L’utilisation du téléphone au volant reste un problème majeur de sécurité routière. Malgré les nombreuses campagnes de prévention et les sanctions prévues par la loi, de nombreux conducteurs continuent de manipuler leur smartphone lorsqu’ils sont au volant. Une nouvelle étude américaine suggère toutefois que l’ampleur réelle du phénomène serait largement sous-estimée dans les statistiques officielles.
Menée par l’Insurance Institute for Highway Safety (IIHS) en partenariat avec Cambridge Mobile Telematics, l’étude a analysé les données recueillies dans quatre États américains entre 2021 et 2024. Les chercheurs ont notamment comparé les informations issues de systèmes télématiques embarqués avec les rapports de police correspondant aux accidents étudiés.
Les données provenaient de programmes d’assurance automobile encourageant les comportements prudents. Dans ce cadre, les conducteurs acceptent que leur conduite soit suivie électroniquement, notamment afin de pouvoir bénéficier, sous certaines conditions, de réductions sur leur prime d’assurance.

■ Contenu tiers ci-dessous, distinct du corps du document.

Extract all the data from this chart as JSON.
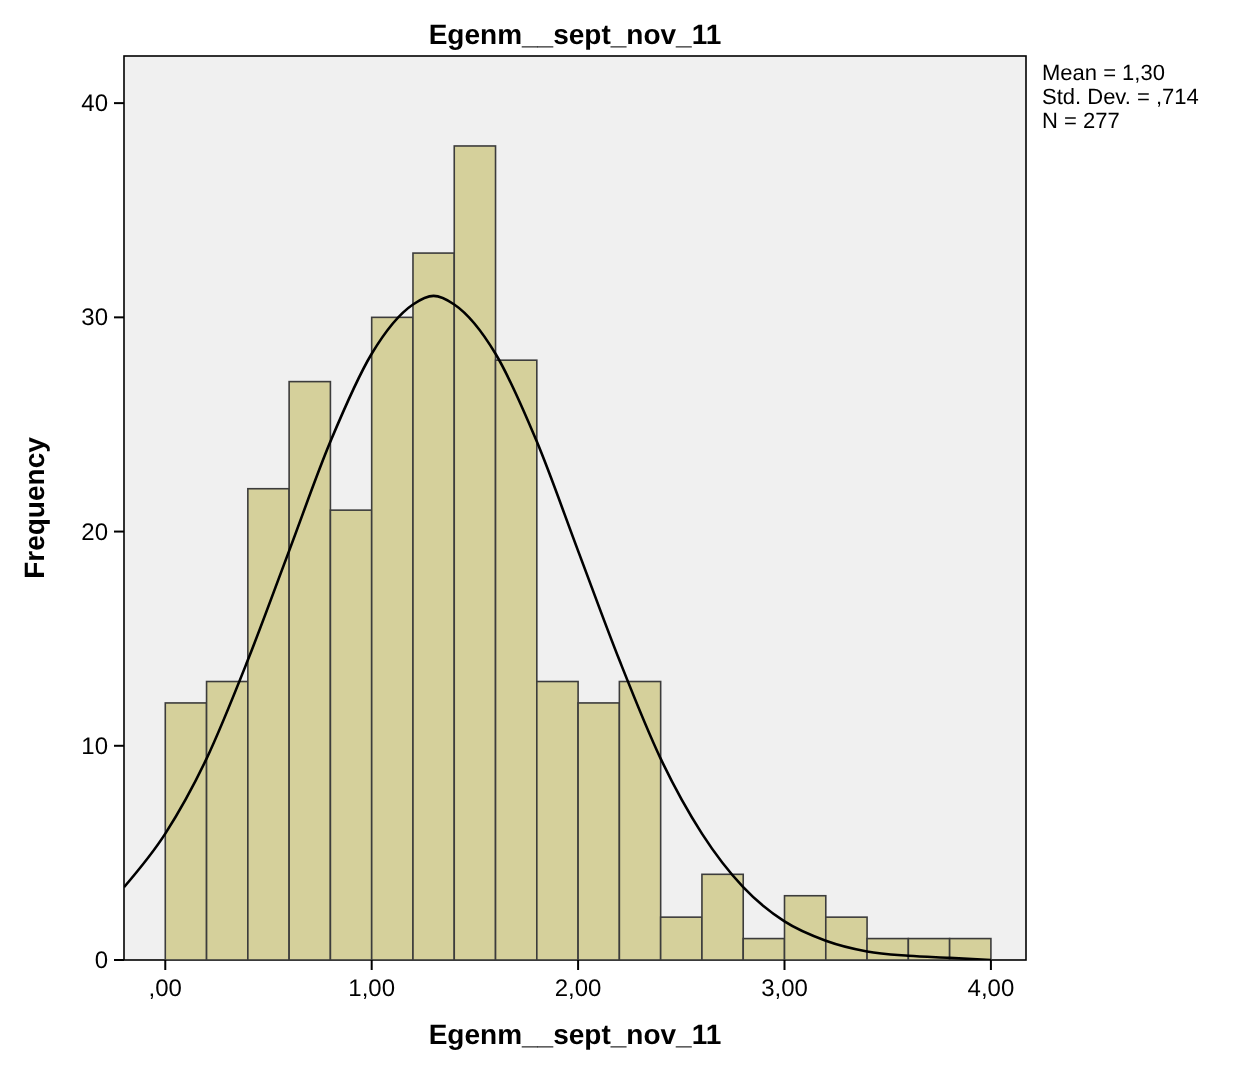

Un écart considérable entre les données
Les résultats mettent en évidence une différence particulièrement importante entre les deux sources. Selon l’IIHS, les systèmes télématiques détecteraient environ sept fois plus d’accidents associés à l’utilisation du téléphone que les rapports établis par les forces de l’ordre.
Sur près de 17 000 accidents analysés, la police n’a identifié l’utilisation d’un téléphone comme facteur contributif que dans environ 1 % des cas. Les données télématiques aboutissent, elles, à des proportions nettement supérieures : le téléphone serait impliqué dans 7 % des accidents concernant un seul véhicule et dans 8 % des accidents impliquant deux véhicules, lorsque son utilisation a été détectée dans les 30 secondes précédant l’accident.
Certaines catégories illustrent encore davantage cet écart. Pour chaque accident dans lequel la police identifie un appel effectué avec un dispositif mains libres, les données télématiques en recensent environ 90. La différence est également spectaculaire concernant la manipulation active ou l’utilisation passive du téléphone.
Pourquoi les chiffres officiels sous-estiment-ils le phénomène ?
Cette importante divergence ne signifie pas nécessairement que les forces de l’ordre négligent systématiquement ce facteur. Elle s’explique surtout par les difficultés à apporter des preuves après un accident.
Contrairement aux systèmes télématiques capables d’enregistrer automatiquement certains comportements, les policiers doivent généralement s’appuyer sur les déclarations des conducteurs, les témoignages et les indices recueillis sur les lieux. Lorsqu’un automobiliste affirme ne pas avoir utilisé son téléphone, il peut donc être difficile d’établir avec certitude que l’appareil a joué un rôle dans l’accident.
Des sanctions déjà lourdes
En France, l’utilisation d’un téléphone tenu en main au volant est interdite. Cette infraction entraîne une amende forfaitaire de 135 euros et un retrait de trois points sur le permis de conduire.
La situation peut devenir encore plus sérieuse lorsqu’un conducteur tient son téléphone en main tout en commettant une autre infraction au Code de la route. Dans ce cas, son permis peut faire l’objet d’une rétention immédiate, pouvant être suivie d’une suspension administrative allant jusqu’à six mois.
Ces chiffres américains rappellent surtout que le téléphone au volant pourrait jouer un rôle dans bien davantage d’accidents que ne le laissent penser les statistiques policières.